Bulan sisa semalam belum selesai digigit langit, masih menggantung bermalas-malasan.
Fajar baru saja turun.
Seorang pemuda berpakaian budak, terhuyung-huyung menembus kabut. Kedua tangan yang tak seberapa kuat mengangkat dua tempayan air menuju pasar.
Itu adalah pekerjaan terakhir pagi ini, setelah dini hari tadi ia harus mengayuh gerobak sambil separuh mengantuk, dengan dua ekor kambing gemuk berbaring di atasnya.
Pemuda kecil itu juga masih disibukkan dengan cucian kimono yang menumpuk dari okiya—rumah geisha—yang mengambil jasanya sebagai pembantu.
Sekalipun mereka tidak memberi uang, si budak nyatanya juga sudah cukup senang dengan kiriman beras dan ikan kering, sekalipun kadang beras yang dikirim berkutu dan warnanya buruk bukan main.

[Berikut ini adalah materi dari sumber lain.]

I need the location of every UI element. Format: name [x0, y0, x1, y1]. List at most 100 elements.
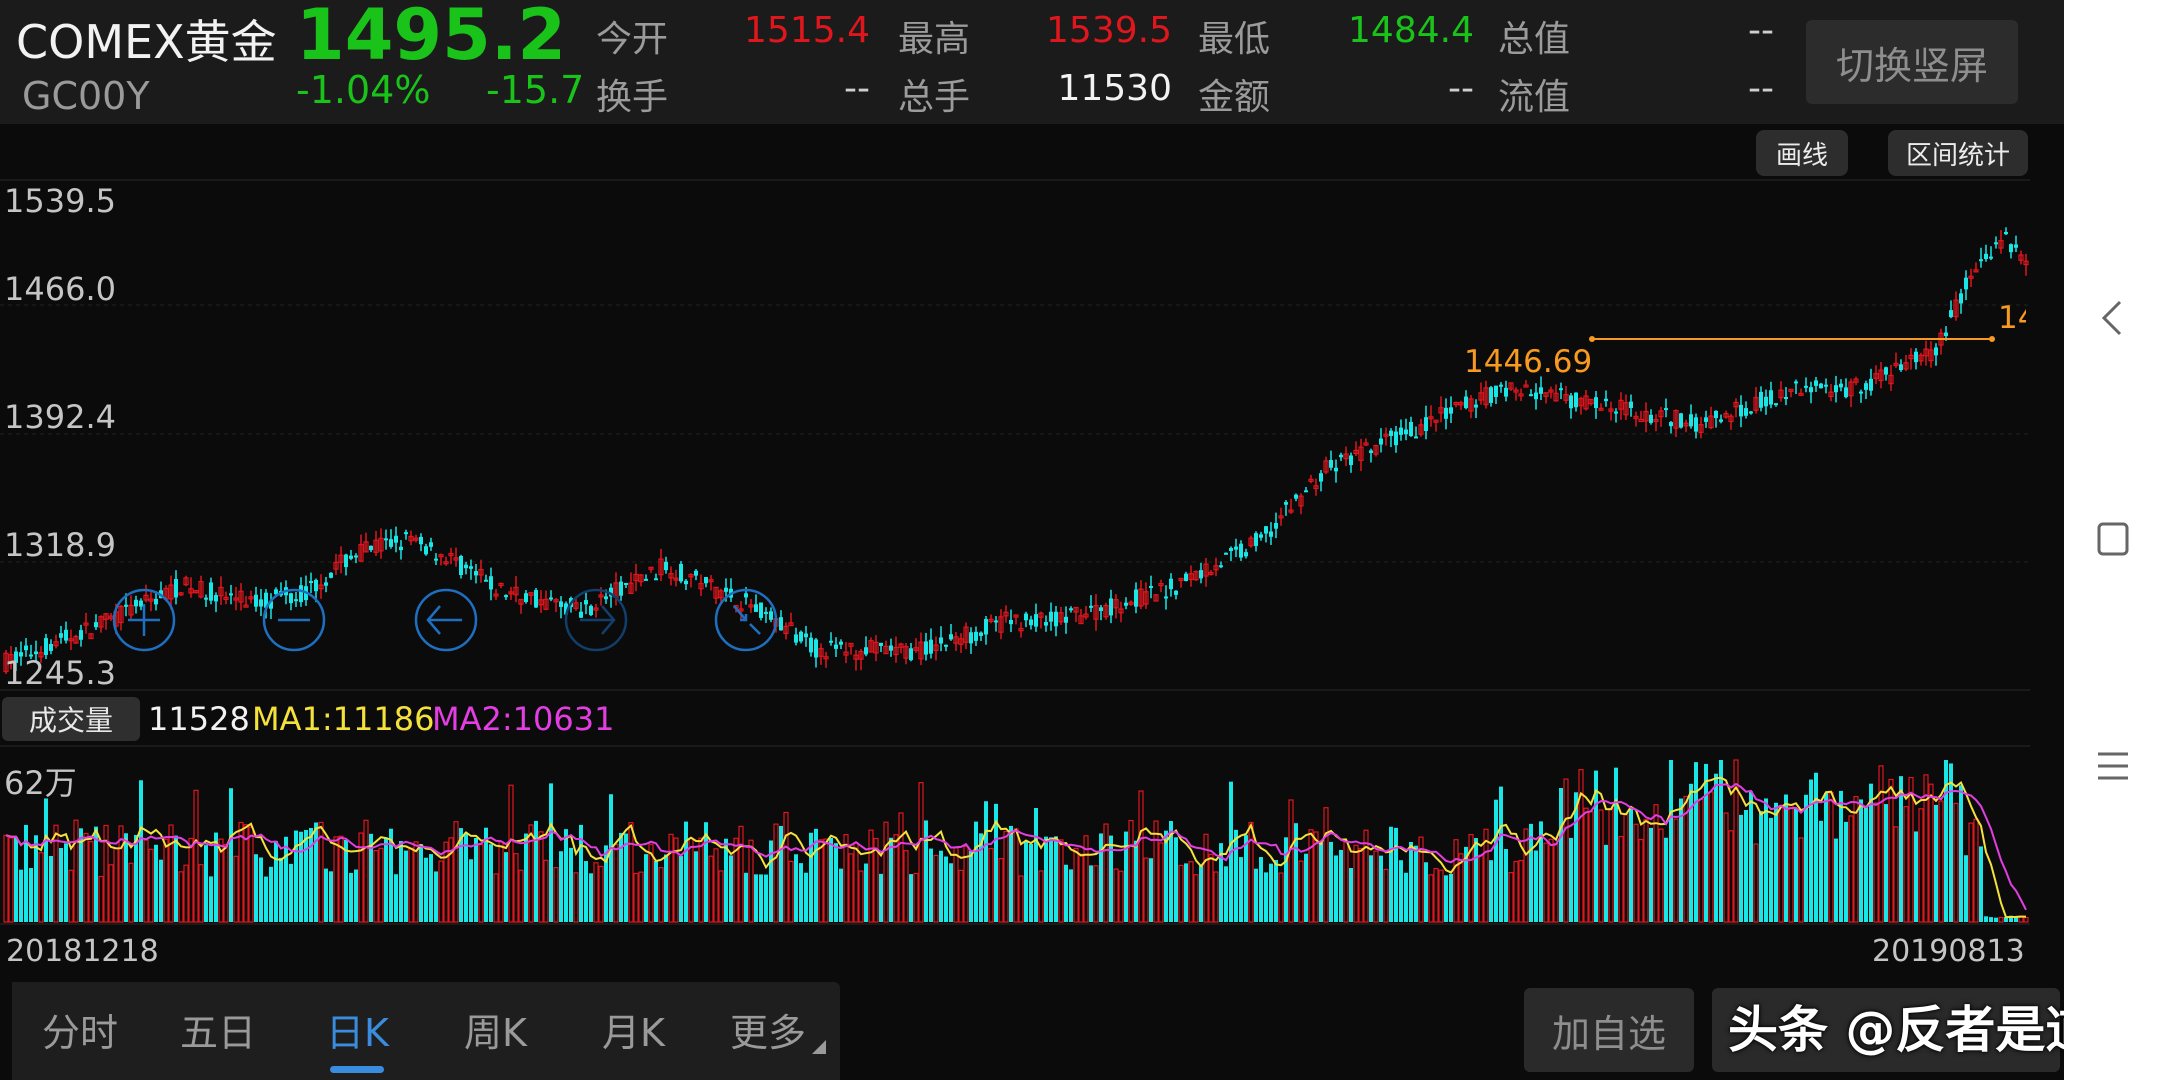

Itu sudah lebih baik, daripada pemilik okiya menerornya karena hutang yang ia sendiri tidak tahu mengapa dirinya harus membayar.
"Setelah selesai mengisi air bak mandi, kau pilah stok ikan laut yang baru diturunkan dari perahu tongkang. Mereka baru saja datang pagi ini. Masih meminta ongkos kirim lagi, padahal kakinya semua menginjak tokoku. Lama-lama aku merasa mereka suka memeras pedagang. Bukan main culasnya."
Suara pemilik toko kelontong tidak lagi ia dengarkan. Bukan karena tidak mau. Budak itu hanya berpendapat, lebih baik ia menggunakan tenaga untuk sesuatu yang lebih penting. Untuk bekerja keras.
"Bagaimana kalau aku mengambil ikan saja dari Kota Paus(1), apakah kira-kira akan lebih murah? Hei, Tetsuya! Kau mendengarkan aku atau tidak!?"
Pemuda miskin yang baru saja berjongkok di depan peti ikan buruk rupa, menoleh kalem, "Saya mendengarkan Anda, Ojii-sama. Tapi saya akan salah memilih ikan-ikan yang bagus untuk dijual kalau Anda terus mengajak saya bicara."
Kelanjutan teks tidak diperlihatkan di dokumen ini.